Fotovoltaik statt Messdaten?
Noch stehen Untersuchungen an, und ein Bebauungsplan muss auch auf den Weg gebracht werden. Doch wenn alles glatt läuft, könnte schon 2008 in Deuselbach eine Fotovoltaikanlage gebaut werden.
Deuselbach. (urs) Gut zwei Jahre nach dem Aus für die Deuselbacher Messstelle des Umweltbundesamtes eröffnet sich der Gemeinde eine interessante Alternative. Der Bürgerservice Trier hat Interesse bekundet, auf der Höhe in Richtung Immert eine Fotovoltaikanlage zu errichten. Geschäftsführer Horst Schneider hat in der jüngsten Ratssitzung ein Konzept für eine Anlage mit einer Leistung von drei bis vier Megawatt vorgestellt. Das entspreche schätzungsweise dem Bedarf eines Dorfes mit etwa 1200 Einwohnern, erklärt Schneider.Gemeinde erhält Einnahmen durch Pacht
Die Gemeinde steht einem solchen Vorhaben positiv gegenüber. Der anschließende Beschluss, mit dem Bürgerservice so etwas anzupacken, lässt daran keinen Zweifel. Bauherr sei aber der Bürgerservice und nicht Deuselbach, macht Ortsbürgermeister Reinhard Manz deutlich. Die Gemeinde stelle lediglich das Gelände zur Verfügung, wofür sie dann später Pachteinnahmen verbuchen könne. Bis es soweit ist, dürfte aber seiner Einschätzung nach noch einige Zeit ins Land gehen. Zum einen sei von Seiten des Rates ein alternativer Standort unterhalb der ehemaligen Wetterstation ins Gespräch gebracht worden. Daher seien weitere Untersuchungen erforderlich, welche Fläche sich nun am besten eigne. Zum anderen müsse ja ein Bebauungsplan aufgestellt werden, weshalb die Realisierung des Projektes natürlich vom Genehmigungsprozedere abhänge. Je nachdem, wie viele Einwände es gebe, könne sich das ganze dann nach hinten verschieben.
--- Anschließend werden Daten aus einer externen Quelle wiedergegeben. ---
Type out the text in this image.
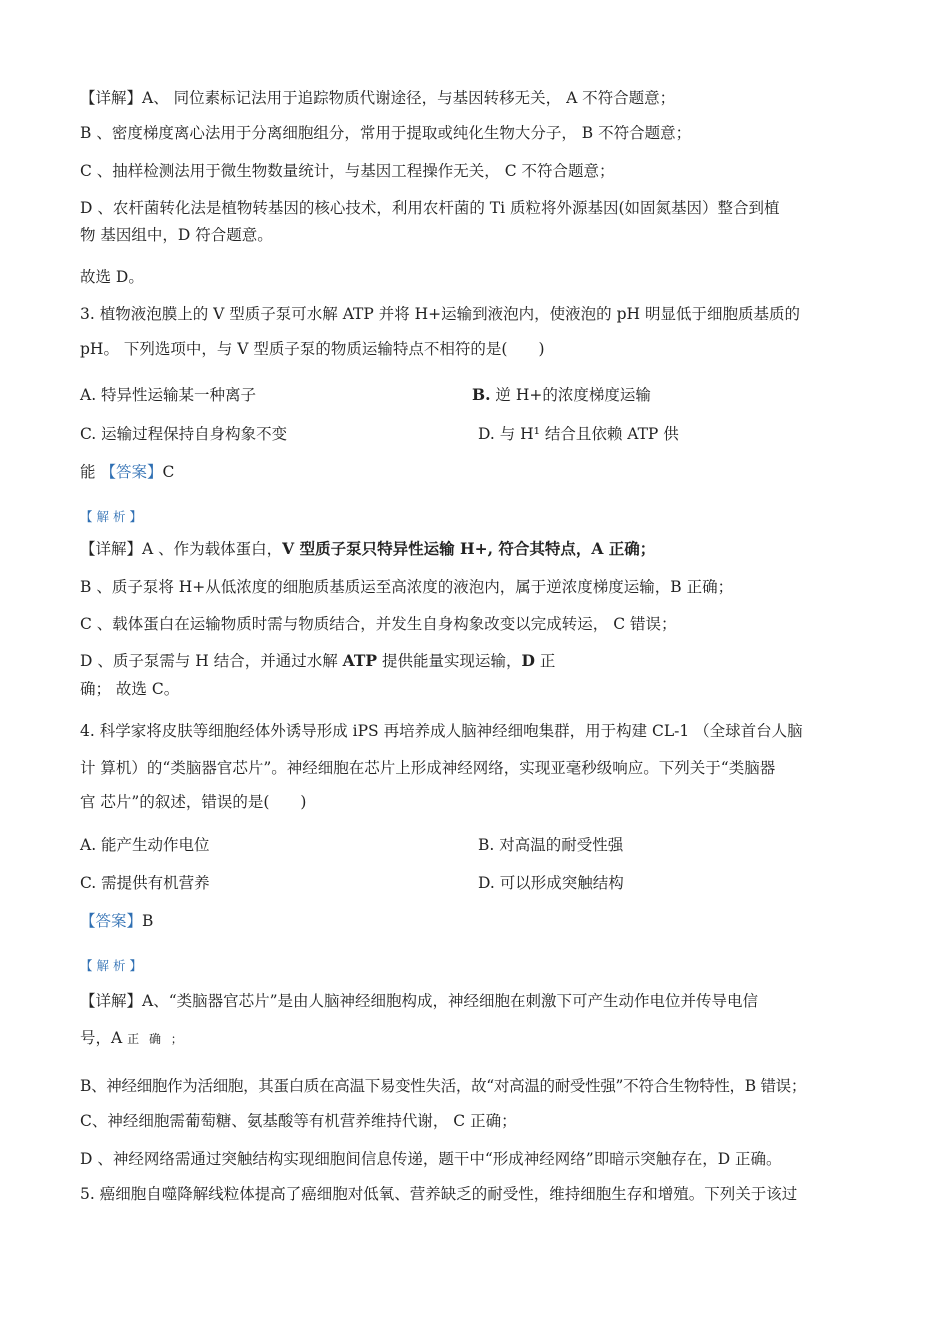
【详解】A、 同位素标记法用于追踪物质代谢途径，与基因转移无关， A 不符合题意；
B 、密度梯度离心法用于分离细胞组分，常用于提取或纯化生物大分子， B 不符合题意；
C 、抽样检测法用于微生物数量统计，与基因工程操作无关， C 不符合题意；
D 、农杆菌转化法是植物转基因的核心技术，利用农杆菌的 Ti 质粒将外源基因(如固氮基因）整合到植
物 基因组中，D 符合题意。
故选 D。
3. 植物液泡膜上的 V 型质子泵可水解 ATP 并将 H+运输到液泡内，使液泡的 pH 明显低于细胞质基质的
pH。 下列选项中，与 V 型质子泵的物质运输特点不相符的是(　　)
A. 特异性运输某一种离子	B. 逆 H+的浓度梯度运输
C. 运输过程保持自身构象不变	D. 与 H¹ 结合且依赖 ATP 供
能 【答案】C
【解析】
【详解】A 、作为载体蛋白，V 型质子泵只特异性运输 H+, 符合其特点，A 正确；
B 、质子泵将 H+从低浓度的细胞质基质运至高浓度的液泡内，属于逆浓度梯度运输，B 正确；
C 、载体蛋白在运输物质时需与物质结合，并发生自身构象改变以完成转运， C 错误；
D 、质子泵需与 H 结合，并通过水解 ATP 提供能量实现运输，D 正
确； 故选 C。
4. 科学家将皮肤等细胞经体外诱导形成 iPS 再培养成人脑神经细咆集群，用于构建 CL-1 （全球首台人脑
计 算机）的“类脑器官芯片”。神经细胞在芯片上形成神经网络，实现亚毫秒级响应。下列关于“类脑器
官 芯片”的叙述，错误的是(　　)
A. 能产生动作电位	B. 对高温的耐受性强
C. 需提供有机营养	D. 可以形成突触结构
【答案】B
【解析】
【详解】A、“类脑器官芯片”是由人脑神经细胞构成，神经细胞在刺激下可产生动作电位并传导电信
号，A 正 确 ；
B、神经细胞作为活细胞，其蛋白质在高温下易变性失活，故“对高温的耐受性强”不符合生物特性，B 错误；
C、神经细胞需葡萄糖、氨基酸等有机营养维持代谢， C 正确；
D 、神经网络需通过突触结构实现细胞间信息传递，题干中“形成神经网络”即暗示突触存在，D 正确。
5. 癌细胞自噬降解线粒体提高了癌细胞对低氧、营养缺乏的耐受性，维持细胞生存和增殖。下列关于该过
Eventuell könnte eine solche Anlage jedoch in ein oder zwei Jahren ihren Betrieb aufnehmen. Für Schneider ist es schon erfreulich, dass sich Bürgerservice und Gemeinde "positiv aufeinander zu" bewegten. Bürgerservice will Arbeitsplätze sichern
Das Interesse der gemeinnützigen Gesellschaft am Bau solcher Anlagen beruhe auf verschiedenen Überlegungen. Zum einen stehe der Bürgerservice hinter der Nutzung alternativer Energien. Zum anderen biete das Vorantreiben einer solchen Projektentwicklung auch Vorteile für die eigene Gesellschaft. Beim Bau einer Anlage fielen Arbeiten an, die die eigenen Leute ausführen könnten. Abteilungen wie Gärtnerei und Tiefbau hätten so die Chance einer besseren Auslastung: "Es geht darum, als Dienstleister Arbeitsplätze in der Region zu sichern." Diese Effekte würden letztlich den beschäftigten behinderten Menschen zugute kommen. Andererseits habe die Gesellschaft bei der Kooperation mit einem Investor, der Know-how und Geld einbringe, aber auch das Ziel vor Augen, etwas zu verdienen. Mit dem Bau einer ersten, in Longuich geplanten Anlage werde vielleicht schon bald begonnen. Sofern es mit den Plänen für Deuselbach zügig weitergehe, könnte vielleicht noch in diesem Jahr Baurecht erlangt und eventuell ab 2008 gebaut werden.